The Milwaukee Brewers had high expectations going into the 2010 season, but their starting pitching let them down again.

At 43-52 heading into last night’s action against the Pittsburgh Pirates, the Brewers look to be sellers instead of buyers at the trade deadline.

One of the more attractive trade chips the Brewers have to get an influx of pitching into their organization is right fielder Corey Hart. Let’s take a look at the pros, cons, and the teams that might be interested in the two-time All-Star out of Kentucky.



It sounds so easy. Just lower your hands and good things will happen. That is what Hart did in the offseason and now he is having a career year.

After having a miserable 2009, Hart adjusted his batting stance in the offseason by lowering his hands, and the rest is history. Hart went into last night’s action second in the NL in HRs (22), fourth in slugging (.562), second in RBI (70), and 10th in OPS (.910).

He is currently on pace for a .290/.343/.562 with 39 HRs season. Those are big boy numbers.

Hart is doing a lot of damage against lefties this year. He is hitting .352 with an OPS of 1.115 against lefties. He could be attractive to a team like the Tampa Bay Rays, who might face John Danks, Mark Buehrle, C.C. Sabathia, or Andy Pettitte in the playoffs.

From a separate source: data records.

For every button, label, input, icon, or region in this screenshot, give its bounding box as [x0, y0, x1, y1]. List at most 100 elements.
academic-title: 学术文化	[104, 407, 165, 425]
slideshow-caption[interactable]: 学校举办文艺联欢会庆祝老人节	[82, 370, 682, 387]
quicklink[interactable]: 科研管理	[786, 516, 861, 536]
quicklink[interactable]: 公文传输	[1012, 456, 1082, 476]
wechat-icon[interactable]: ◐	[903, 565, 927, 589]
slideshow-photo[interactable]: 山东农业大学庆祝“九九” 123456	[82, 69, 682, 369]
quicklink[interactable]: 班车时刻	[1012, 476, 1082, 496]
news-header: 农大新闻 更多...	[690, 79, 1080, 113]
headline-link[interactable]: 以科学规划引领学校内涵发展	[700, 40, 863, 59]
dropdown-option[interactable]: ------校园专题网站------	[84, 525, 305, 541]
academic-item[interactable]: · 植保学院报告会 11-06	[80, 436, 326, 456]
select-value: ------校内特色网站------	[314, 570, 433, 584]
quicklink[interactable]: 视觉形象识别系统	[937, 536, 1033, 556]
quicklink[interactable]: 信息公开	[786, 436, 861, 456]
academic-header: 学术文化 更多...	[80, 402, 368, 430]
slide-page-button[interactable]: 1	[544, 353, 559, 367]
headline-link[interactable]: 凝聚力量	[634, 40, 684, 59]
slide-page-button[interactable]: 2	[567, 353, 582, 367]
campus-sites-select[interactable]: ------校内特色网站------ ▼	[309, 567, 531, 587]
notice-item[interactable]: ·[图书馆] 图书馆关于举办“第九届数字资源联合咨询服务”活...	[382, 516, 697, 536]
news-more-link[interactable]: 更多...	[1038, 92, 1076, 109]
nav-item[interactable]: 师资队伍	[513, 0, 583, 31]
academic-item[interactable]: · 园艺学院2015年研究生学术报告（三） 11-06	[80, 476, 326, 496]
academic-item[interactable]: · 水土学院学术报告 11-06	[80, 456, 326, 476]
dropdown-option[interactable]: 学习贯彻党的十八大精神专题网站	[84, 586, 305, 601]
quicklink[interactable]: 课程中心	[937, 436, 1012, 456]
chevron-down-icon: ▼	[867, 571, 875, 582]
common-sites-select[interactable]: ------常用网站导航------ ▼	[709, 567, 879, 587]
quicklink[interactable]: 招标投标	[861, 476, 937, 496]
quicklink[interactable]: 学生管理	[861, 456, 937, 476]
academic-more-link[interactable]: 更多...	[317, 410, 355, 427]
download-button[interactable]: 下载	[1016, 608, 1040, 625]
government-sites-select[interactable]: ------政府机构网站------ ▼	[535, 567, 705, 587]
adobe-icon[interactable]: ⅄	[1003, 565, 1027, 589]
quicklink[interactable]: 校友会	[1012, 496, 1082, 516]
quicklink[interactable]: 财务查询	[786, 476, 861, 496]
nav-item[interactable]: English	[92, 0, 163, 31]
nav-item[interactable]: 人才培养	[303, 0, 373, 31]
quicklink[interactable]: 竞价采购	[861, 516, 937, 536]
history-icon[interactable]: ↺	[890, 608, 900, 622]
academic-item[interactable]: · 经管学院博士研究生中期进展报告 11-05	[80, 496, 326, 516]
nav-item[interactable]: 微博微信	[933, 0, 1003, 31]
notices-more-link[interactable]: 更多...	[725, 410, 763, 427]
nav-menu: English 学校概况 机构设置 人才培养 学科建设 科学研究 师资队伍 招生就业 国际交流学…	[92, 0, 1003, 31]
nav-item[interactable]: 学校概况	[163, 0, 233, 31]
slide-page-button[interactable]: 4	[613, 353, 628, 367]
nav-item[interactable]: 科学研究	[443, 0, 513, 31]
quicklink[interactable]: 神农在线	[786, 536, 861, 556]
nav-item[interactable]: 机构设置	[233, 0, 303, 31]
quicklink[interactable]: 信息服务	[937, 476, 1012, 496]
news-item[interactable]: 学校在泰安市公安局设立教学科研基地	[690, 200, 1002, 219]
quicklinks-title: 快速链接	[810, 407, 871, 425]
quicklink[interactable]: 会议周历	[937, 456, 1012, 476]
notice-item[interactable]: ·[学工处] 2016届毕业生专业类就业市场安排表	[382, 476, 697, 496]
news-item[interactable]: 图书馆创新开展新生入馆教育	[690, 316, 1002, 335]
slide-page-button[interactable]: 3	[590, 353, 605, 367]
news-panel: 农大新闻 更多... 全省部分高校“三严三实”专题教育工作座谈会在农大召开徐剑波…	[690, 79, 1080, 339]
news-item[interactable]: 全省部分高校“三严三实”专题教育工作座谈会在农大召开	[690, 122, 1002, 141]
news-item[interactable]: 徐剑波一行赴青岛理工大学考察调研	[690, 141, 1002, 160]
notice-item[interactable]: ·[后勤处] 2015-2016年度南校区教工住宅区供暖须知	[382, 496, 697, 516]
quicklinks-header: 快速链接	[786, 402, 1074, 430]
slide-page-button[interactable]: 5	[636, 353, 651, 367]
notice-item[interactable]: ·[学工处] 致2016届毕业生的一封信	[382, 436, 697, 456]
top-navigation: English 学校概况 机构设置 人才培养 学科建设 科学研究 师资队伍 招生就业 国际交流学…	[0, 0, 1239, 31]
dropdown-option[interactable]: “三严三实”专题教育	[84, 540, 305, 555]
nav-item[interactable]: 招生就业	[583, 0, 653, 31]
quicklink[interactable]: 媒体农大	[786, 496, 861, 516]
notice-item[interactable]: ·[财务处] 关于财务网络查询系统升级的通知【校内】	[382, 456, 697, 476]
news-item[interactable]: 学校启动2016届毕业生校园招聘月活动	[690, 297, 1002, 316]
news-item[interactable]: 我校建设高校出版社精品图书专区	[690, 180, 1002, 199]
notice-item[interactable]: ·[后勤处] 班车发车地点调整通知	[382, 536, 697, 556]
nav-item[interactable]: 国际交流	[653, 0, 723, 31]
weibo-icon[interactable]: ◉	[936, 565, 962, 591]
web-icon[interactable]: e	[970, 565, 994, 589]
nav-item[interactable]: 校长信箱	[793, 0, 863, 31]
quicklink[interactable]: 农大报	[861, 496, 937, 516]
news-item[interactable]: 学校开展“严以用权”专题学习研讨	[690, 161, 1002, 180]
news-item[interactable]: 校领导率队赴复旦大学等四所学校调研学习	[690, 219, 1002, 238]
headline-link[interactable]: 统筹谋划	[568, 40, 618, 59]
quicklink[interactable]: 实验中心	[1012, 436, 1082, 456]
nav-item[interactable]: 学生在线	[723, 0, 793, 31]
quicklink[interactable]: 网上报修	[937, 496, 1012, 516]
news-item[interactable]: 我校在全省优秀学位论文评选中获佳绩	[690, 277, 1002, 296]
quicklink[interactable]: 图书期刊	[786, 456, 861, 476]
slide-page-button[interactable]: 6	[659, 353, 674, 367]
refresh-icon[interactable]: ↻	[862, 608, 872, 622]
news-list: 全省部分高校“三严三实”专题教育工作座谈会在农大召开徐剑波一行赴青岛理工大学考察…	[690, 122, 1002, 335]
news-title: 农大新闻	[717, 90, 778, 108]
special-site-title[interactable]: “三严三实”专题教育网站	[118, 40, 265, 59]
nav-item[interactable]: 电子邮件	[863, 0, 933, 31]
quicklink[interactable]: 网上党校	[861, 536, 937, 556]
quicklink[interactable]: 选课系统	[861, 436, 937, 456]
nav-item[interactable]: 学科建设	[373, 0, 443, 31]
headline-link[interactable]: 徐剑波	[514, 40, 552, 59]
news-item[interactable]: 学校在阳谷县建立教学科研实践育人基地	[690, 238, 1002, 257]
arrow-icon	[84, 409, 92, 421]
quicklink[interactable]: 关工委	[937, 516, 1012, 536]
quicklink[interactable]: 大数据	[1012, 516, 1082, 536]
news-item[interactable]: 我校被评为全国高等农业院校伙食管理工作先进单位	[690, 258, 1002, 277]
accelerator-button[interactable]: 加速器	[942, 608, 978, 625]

Hart also has a pretty affordable contract moving forward. He will make $4.8 million this year and won’t be a free agent until after the 2011 season, so the team trading for him will get him for a year and a half.



Perhaps the biggest con against Hart is his asking price. Apparently, Brewers’ GM Doug Melvin is asking for the moon.

Would I trade Madison Bumgarner for Hart? Not a chance.

If that is the asking price for Hart, then he might be staying in Milwaukee for a while.

Another negative against Hart is that he has never been the greatest of fielders. Over the last three years, he ranks towards the bottom of right fielders in terms of UZR, which could be a factor if he goes to a bigger ballpark.

A team also has to wonder about Hart’s home and road splits. Hart’s OPS is over 100 points higher at home than on the road. What happens when he leaves the friendly confines of Miller Park?


Interested Teams?

Now that we have looked at the pros and cons, let’s look at the teams that could be interested in acquiring the 28-year-old.

San Francisco Giants: This is the logical destination for Hart. The Giants need a bopper in the middle of their lineup. The issue though is that the Brewers are asking for Bumgarner and I don’t think that is going to happen.

San Diego Padres: Like their division rival, the Padres need more offense. Hart would be nice protection for Adrian Gonzalez.

Atlanta Braves: The Braves are looking for outfield help and Hart could move over to left. How deadly would a Jason Heyward-Troy Glaus-Brian McCann-Corey Hart middle-of-the order be?

Tampa Bay Rays: Hart could be what Pat Burrell should have been for the Rays—a power-hitting right-handed batter in the middle of the lineup. Hart could DH too.

Chicago White Sox: The White Sox are hell-bent on getting a left-handed power hitter like Hart’s teammate, Prince Fielder, or Adam Dunn. But if Ken Williams fails to get those lefties, Hart might be a fall-back option.